In 7 years, I could start an ISP with nothing but venture capital, build it up to thousands of users, sell it to MPINet, and live off my earnings for a few years. Assuming my credit didn't suck as badly as it does.
There are lots of other big cities where this is true.
Plus, you can cover a lot of rural cities in the same state really cheaply by just linking them together with a network of cheap T1s. Point-to-point links are not expensive over such short distances, and you are only paying a provider for one link.
Rent a room from a backbone provider's POP in a nearby metro, run a few T1s out to rural towns with no ISP (or a crappy ISP), set up a few cheap Linux boxes at each POP to do RADIUS and Squid proxying, and you'll clean up.
In a few years one of the big providers will buy you out.

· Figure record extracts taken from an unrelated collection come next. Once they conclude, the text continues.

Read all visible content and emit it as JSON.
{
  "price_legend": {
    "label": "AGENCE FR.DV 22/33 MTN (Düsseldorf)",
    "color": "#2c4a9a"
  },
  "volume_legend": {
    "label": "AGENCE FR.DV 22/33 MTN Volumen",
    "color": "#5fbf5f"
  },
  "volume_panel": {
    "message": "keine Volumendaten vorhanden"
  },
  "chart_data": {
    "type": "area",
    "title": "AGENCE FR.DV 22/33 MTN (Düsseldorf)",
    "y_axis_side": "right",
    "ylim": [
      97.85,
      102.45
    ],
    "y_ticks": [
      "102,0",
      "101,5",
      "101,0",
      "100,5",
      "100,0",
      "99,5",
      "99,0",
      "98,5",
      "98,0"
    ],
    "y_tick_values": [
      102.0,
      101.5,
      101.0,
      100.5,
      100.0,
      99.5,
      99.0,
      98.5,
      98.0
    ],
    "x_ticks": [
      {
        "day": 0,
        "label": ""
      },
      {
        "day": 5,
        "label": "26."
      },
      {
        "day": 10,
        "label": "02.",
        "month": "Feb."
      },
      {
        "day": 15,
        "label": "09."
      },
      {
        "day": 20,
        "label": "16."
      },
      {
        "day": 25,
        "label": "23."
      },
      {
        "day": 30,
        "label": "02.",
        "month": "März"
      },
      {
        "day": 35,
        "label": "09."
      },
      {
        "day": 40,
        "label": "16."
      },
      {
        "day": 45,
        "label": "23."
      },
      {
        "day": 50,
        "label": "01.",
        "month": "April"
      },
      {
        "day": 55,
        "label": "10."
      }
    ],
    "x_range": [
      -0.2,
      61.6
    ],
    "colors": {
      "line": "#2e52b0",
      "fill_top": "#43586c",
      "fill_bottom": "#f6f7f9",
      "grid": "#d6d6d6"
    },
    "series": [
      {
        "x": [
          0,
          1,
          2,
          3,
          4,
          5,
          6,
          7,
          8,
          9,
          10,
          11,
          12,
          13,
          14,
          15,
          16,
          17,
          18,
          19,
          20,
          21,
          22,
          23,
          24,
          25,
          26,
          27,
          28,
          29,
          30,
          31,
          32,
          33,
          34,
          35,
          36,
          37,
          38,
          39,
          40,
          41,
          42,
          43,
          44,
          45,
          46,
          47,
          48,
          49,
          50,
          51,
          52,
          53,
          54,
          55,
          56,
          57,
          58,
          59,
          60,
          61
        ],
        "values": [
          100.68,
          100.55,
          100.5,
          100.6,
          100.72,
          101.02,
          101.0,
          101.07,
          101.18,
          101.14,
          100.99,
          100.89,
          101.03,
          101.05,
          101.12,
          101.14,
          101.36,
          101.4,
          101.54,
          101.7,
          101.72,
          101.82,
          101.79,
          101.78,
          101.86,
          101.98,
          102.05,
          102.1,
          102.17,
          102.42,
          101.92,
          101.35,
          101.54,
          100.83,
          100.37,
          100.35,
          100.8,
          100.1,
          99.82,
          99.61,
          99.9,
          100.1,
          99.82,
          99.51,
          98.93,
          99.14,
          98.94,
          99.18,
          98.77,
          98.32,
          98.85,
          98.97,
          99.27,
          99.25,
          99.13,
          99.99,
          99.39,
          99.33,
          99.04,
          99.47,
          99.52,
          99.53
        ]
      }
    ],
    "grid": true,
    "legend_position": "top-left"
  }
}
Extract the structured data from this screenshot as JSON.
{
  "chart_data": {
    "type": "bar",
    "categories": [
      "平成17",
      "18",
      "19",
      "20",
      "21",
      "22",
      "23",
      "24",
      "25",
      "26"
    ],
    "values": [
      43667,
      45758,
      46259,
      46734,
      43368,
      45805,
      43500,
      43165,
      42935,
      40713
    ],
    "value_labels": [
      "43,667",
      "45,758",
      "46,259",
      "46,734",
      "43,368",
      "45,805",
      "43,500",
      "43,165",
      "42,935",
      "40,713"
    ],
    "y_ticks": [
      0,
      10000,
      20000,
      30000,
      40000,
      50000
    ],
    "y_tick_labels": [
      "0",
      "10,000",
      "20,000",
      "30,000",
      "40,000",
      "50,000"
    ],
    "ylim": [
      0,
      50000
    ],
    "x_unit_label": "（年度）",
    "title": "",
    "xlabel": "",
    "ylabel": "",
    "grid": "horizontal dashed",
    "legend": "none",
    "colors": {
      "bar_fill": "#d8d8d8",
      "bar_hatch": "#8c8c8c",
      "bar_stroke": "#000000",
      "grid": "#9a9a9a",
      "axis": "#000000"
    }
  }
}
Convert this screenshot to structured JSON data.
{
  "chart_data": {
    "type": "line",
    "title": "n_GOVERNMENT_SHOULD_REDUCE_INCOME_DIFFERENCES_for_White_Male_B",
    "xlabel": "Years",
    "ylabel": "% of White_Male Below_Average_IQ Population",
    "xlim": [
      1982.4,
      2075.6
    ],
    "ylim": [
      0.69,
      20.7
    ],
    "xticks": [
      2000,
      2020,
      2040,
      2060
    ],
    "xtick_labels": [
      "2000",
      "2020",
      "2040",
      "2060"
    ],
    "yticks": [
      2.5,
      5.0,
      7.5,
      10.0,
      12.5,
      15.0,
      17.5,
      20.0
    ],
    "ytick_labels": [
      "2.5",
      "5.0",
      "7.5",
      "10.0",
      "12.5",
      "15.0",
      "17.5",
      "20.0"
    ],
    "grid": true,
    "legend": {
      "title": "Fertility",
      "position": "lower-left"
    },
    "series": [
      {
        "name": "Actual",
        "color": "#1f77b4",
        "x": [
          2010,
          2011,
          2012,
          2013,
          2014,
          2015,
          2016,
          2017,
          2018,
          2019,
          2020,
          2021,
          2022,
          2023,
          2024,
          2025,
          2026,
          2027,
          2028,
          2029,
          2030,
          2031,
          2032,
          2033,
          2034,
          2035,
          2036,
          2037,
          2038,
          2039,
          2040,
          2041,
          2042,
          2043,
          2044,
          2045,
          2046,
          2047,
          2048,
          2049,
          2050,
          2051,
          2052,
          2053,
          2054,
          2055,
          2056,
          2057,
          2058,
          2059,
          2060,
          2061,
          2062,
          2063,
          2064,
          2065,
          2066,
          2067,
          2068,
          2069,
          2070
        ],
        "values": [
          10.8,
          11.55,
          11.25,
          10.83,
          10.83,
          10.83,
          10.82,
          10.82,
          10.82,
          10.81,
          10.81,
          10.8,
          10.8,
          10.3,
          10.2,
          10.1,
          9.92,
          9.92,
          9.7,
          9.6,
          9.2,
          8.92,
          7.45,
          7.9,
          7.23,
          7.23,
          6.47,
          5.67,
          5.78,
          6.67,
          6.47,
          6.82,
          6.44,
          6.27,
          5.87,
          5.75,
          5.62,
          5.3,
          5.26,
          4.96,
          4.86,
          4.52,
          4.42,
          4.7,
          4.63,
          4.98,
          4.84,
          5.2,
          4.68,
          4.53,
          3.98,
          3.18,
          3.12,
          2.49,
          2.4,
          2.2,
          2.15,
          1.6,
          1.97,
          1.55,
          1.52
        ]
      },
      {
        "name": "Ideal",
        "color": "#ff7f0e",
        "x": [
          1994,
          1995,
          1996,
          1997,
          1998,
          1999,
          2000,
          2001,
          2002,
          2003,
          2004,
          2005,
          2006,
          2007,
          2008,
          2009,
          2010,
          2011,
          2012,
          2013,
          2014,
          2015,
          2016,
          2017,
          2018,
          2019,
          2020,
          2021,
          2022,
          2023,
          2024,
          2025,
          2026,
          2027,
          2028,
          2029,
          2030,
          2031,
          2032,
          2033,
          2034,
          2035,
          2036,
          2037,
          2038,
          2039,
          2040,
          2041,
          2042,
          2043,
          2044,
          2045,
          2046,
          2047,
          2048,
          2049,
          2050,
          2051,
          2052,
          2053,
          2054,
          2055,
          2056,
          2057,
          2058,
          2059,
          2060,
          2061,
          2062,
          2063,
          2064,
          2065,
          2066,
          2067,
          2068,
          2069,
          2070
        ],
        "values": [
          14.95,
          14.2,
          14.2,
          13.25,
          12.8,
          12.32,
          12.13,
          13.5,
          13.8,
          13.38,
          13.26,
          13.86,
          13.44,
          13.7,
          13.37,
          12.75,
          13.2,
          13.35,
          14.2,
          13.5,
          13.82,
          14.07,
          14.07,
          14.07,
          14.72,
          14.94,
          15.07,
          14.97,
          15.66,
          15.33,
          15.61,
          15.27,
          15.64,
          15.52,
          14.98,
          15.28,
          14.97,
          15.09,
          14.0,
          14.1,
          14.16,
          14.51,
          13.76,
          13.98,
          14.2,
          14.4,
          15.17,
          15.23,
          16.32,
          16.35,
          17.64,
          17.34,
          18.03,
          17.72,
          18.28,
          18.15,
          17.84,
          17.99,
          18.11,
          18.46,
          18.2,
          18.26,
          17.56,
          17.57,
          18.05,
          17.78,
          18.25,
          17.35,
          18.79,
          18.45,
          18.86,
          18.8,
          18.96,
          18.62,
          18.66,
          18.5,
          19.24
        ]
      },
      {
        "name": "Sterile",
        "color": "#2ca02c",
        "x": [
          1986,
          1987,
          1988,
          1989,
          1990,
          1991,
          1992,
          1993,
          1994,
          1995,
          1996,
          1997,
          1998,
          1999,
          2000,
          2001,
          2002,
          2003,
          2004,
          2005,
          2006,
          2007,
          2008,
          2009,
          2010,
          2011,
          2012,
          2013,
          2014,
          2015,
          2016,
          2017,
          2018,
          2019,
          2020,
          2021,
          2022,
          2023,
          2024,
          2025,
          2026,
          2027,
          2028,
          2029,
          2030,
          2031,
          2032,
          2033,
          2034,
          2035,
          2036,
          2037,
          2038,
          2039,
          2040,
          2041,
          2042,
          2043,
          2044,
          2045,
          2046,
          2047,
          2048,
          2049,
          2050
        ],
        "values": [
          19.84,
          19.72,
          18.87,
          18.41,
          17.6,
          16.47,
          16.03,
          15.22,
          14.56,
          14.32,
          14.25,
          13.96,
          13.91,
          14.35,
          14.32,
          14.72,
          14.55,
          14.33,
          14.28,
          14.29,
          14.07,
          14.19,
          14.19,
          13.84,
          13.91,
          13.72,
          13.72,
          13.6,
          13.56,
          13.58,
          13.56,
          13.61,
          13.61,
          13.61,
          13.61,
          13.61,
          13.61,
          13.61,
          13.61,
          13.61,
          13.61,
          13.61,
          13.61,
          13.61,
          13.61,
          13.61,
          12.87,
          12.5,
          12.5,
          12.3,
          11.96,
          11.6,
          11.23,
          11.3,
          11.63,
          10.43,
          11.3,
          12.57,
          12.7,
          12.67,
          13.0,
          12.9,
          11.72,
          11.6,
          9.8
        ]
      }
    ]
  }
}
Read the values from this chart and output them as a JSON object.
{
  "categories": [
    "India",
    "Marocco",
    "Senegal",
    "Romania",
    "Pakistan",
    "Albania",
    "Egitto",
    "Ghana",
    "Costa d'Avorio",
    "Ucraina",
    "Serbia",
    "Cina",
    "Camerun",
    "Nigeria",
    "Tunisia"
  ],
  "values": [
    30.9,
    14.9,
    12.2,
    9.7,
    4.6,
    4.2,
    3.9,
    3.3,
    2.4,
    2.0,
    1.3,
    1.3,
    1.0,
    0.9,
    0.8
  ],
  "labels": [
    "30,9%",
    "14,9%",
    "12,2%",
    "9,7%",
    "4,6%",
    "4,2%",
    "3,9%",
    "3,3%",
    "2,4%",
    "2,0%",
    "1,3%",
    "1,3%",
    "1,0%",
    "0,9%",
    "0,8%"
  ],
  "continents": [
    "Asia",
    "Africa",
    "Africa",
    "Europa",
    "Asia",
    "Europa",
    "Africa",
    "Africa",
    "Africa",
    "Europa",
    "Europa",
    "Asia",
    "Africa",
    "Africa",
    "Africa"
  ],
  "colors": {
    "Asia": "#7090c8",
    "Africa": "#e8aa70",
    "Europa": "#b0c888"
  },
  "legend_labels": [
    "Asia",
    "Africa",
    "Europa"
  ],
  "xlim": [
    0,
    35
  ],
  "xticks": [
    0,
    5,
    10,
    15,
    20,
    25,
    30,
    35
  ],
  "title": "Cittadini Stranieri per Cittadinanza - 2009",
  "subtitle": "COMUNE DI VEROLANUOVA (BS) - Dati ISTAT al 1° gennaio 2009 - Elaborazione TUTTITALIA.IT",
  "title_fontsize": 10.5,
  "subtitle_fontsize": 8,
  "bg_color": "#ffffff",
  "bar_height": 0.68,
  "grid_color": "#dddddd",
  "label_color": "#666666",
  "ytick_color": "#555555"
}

You won't make enough to retire, but you'll make enough to buy some nice computers, a nice car, a nice house, and a reputation for building ISPs. Then you hire yourself out as a consultant to people like the doofus who thought you needed a T3.
I don't think it has any restrictions on anything, and it's easier to setup. It's also very reliable. My network has been running for over a month now.
Gosh, no restrictions on anything? That's amazing. Service Pack 4 must have been a real humdinger, to change it from all those limitations Microsoft teaches in their official course materials.
If you're going to lie, at least be creative enough to make it plausible, dumbass.